Structure of human MIP-3alpha chemokine

Abstract

The structure of the human macrophage inflammatory protein-3alpha (MIP-3alpha) has been determined at 1.81 angstroms resolution by X-ray crystallography. The dimer crystallized in the tetragonal space group I4, with unit-cell parameters a = b = 83.99, c = 57.20 angstroms. The crystals exhibit two molecules in the asymmetric unit. The structure was solved by the molecular-replacement method and the model was refined to a conventional R value of 20.6% (R(free) = 25.7%). MIP-3alpha possesses the same monomeric structure as previously described for other chemokines. However, in addition to limited structural changes in the beta1-beta2 hairpin of monomer B, the electron density is fully defined for a few extra residues at the N- and C-termini of monomer A and the C-terminus of monomer B compared with MIP-3alpha in space group P6(1).
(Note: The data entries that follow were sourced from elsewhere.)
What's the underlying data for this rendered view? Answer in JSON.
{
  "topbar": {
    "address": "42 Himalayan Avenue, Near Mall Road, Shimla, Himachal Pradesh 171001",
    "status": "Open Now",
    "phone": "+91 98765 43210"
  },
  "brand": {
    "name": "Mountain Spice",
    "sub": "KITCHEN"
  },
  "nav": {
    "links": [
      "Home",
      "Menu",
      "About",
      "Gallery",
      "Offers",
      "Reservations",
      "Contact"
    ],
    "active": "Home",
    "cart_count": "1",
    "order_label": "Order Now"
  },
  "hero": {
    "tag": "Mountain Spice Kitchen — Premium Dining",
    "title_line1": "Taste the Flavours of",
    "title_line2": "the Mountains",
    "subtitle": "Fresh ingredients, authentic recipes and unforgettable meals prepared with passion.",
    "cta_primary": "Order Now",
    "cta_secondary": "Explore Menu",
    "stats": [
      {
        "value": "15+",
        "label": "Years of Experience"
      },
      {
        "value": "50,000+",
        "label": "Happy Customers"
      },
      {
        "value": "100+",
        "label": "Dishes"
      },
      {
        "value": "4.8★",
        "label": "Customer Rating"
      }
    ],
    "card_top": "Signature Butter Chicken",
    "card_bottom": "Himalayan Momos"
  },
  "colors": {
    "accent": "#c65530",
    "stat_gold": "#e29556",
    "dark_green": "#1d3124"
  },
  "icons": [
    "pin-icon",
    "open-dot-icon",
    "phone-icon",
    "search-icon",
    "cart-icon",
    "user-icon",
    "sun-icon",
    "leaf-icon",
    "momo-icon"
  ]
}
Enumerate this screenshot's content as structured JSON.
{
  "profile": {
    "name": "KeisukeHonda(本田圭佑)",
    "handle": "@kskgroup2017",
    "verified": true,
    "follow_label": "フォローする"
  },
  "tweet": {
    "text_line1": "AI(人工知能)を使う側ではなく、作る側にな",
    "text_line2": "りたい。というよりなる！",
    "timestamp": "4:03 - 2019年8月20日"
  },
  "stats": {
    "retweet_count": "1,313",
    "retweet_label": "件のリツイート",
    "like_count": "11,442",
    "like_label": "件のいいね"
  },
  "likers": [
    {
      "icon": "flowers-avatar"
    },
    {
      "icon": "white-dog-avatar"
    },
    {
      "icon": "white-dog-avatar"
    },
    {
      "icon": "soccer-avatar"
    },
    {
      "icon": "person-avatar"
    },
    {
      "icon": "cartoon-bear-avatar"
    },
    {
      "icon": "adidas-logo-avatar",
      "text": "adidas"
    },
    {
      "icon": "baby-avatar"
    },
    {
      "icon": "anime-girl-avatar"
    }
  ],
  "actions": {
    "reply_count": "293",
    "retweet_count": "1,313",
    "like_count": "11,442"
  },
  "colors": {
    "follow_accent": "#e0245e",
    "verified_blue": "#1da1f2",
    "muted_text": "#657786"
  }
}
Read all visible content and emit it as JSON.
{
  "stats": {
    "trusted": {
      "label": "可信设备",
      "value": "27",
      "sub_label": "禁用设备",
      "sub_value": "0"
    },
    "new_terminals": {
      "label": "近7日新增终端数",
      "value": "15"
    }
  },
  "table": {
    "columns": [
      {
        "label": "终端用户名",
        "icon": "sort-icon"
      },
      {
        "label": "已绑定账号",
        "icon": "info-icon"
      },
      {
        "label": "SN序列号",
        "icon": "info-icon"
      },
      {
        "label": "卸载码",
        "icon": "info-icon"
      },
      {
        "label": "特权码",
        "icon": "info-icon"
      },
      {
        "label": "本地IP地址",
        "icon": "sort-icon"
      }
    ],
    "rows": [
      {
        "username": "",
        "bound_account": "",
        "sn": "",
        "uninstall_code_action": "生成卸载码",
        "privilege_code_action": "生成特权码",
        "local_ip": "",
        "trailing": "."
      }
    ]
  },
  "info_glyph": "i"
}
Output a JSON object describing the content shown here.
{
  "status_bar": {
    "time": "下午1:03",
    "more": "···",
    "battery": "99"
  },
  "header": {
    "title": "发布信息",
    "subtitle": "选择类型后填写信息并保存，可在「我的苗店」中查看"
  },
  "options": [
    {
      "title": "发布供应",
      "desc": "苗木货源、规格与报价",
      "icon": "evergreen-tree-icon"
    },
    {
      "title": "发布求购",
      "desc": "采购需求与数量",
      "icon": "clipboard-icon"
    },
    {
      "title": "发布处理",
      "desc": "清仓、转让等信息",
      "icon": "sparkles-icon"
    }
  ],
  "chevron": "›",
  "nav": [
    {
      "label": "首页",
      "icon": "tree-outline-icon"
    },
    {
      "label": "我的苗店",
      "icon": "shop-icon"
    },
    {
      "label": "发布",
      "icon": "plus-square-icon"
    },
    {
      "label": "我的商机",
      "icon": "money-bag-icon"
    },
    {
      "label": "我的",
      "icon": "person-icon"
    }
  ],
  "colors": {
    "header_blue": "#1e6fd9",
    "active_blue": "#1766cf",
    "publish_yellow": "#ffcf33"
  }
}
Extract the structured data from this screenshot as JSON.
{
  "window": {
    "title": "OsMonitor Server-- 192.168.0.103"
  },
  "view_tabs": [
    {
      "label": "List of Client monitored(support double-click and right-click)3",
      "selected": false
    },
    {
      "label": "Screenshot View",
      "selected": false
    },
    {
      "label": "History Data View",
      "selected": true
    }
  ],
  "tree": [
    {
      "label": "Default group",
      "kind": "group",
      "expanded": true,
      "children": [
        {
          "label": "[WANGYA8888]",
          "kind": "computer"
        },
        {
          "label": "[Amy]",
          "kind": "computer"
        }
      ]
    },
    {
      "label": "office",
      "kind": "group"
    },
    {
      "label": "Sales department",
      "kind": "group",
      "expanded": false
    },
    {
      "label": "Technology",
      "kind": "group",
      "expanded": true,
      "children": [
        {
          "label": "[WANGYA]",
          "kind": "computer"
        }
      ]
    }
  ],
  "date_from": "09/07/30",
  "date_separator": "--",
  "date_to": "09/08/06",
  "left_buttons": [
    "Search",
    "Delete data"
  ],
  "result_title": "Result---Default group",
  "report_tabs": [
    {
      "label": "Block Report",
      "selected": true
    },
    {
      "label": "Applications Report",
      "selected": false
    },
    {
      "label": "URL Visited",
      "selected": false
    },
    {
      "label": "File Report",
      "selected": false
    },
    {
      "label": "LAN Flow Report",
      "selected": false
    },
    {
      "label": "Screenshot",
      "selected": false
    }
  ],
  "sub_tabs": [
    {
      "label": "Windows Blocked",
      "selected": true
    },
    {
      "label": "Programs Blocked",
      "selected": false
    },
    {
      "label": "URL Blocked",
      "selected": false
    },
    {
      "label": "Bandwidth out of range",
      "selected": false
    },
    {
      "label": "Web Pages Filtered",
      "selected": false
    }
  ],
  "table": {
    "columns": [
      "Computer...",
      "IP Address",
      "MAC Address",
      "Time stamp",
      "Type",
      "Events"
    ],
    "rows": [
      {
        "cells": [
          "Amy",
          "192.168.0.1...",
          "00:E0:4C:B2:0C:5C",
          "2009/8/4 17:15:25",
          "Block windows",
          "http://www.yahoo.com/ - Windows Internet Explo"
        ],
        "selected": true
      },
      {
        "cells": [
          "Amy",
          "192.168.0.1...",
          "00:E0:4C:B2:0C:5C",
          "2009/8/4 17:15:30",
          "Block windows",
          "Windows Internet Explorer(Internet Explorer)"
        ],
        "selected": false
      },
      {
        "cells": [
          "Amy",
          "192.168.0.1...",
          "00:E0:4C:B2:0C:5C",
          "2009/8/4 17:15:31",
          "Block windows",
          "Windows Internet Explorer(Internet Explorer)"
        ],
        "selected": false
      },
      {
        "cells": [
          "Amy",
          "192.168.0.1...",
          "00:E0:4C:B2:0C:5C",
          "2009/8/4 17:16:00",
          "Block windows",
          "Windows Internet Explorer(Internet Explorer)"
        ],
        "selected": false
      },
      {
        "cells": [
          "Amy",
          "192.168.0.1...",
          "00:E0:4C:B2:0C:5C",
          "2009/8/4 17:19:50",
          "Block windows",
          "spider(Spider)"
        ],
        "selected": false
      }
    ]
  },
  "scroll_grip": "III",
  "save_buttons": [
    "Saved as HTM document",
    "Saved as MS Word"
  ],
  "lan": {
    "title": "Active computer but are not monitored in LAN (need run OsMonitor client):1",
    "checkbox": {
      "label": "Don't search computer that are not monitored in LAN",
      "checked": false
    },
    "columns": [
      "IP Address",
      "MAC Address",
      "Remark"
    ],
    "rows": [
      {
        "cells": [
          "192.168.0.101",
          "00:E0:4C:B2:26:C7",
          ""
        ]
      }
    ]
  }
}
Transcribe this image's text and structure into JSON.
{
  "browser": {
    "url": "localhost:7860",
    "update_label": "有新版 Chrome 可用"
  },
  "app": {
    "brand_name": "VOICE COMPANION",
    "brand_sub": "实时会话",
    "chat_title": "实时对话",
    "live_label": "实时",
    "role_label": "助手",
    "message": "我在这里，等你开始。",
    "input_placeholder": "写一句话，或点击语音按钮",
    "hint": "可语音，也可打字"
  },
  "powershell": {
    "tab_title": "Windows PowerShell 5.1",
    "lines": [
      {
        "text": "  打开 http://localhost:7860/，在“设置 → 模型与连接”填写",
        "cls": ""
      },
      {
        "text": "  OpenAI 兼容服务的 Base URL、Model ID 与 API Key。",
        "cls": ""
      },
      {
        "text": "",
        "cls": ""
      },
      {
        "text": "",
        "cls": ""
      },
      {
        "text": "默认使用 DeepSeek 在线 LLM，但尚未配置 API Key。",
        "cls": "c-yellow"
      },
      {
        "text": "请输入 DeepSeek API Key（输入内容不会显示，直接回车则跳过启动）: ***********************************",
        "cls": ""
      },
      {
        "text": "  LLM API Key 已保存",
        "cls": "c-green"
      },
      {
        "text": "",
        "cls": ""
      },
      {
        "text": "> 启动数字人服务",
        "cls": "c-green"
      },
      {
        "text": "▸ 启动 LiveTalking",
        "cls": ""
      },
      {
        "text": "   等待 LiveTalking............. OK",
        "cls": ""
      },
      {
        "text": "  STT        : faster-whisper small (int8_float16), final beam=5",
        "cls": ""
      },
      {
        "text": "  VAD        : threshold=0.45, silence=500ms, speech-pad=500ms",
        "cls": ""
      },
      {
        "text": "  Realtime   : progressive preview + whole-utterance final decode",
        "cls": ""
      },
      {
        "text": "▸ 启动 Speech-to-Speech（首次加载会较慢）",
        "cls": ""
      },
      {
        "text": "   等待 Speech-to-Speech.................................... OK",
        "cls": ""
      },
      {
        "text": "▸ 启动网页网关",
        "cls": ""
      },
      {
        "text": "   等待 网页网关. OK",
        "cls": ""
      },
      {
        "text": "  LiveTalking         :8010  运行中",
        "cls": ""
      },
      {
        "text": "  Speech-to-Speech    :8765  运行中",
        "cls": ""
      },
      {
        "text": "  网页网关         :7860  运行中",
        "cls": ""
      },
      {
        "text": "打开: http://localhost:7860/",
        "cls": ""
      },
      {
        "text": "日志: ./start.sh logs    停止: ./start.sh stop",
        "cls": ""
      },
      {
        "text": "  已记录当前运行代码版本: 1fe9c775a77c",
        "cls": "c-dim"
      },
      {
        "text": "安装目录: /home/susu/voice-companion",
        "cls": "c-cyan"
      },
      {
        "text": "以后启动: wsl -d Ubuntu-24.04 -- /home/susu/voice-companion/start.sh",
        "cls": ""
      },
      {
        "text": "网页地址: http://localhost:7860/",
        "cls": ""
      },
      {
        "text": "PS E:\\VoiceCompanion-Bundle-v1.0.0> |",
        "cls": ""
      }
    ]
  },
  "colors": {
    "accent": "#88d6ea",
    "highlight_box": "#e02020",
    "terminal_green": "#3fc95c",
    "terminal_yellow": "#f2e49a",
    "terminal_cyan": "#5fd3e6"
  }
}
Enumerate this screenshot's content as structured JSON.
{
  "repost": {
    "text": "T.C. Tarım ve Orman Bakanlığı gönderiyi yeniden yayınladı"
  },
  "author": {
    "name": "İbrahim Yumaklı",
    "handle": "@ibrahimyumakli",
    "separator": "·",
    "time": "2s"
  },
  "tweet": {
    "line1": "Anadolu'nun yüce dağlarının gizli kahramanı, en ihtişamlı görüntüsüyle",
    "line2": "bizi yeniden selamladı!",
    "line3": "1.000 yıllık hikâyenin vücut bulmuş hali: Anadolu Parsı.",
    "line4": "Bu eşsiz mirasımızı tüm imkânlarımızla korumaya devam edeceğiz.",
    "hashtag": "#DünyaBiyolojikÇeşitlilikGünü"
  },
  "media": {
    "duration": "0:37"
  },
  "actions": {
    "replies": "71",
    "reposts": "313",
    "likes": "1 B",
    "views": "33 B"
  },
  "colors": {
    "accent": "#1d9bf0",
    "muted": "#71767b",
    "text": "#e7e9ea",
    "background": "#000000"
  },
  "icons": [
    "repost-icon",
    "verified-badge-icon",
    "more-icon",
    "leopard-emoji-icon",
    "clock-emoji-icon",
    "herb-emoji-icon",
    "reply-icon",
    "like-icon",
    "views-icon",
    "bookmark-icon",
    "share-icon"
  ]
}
As the N-terminal and loop regions have been shown to be critical for receptor binding and signaling, this additional structural information may help in determining the basis of the CCR6 selectivity of MIP-3alpha.

Figure 1

Superimposed C^α backbone structures of human MIPP61 in grey and MIPPI4 in black showing the long N- and C-termini of monomer A. The alternative orientation of the β-turn can also be seen in monomer B. The r.m.s. difference in Asp5–Lys65 C^α atomic positions, calculated with the LSQMAN option in O, is 0.85 Å (Jones et al., 1991 ▶). This figure was created using the program MOLMOL (Koradi et al., 1996 ▶).

Figure 2

Ribbon diagram of the overall three-dimensional structure of the dimer of human MIP-3α. The dimer is composed of a six-stranded β-sheet and two parallel α-helices. β-Strands are shown as arrows and α-helices as coils. This figure was generated with the program MOLMOL (Koradi et al., 1996 ▶).

Figure 3

Stick representation of the well defined N-terminal residues Ser2, Asn3 and Phe4 of monomer A that may play a role in the stabilization of the dimer.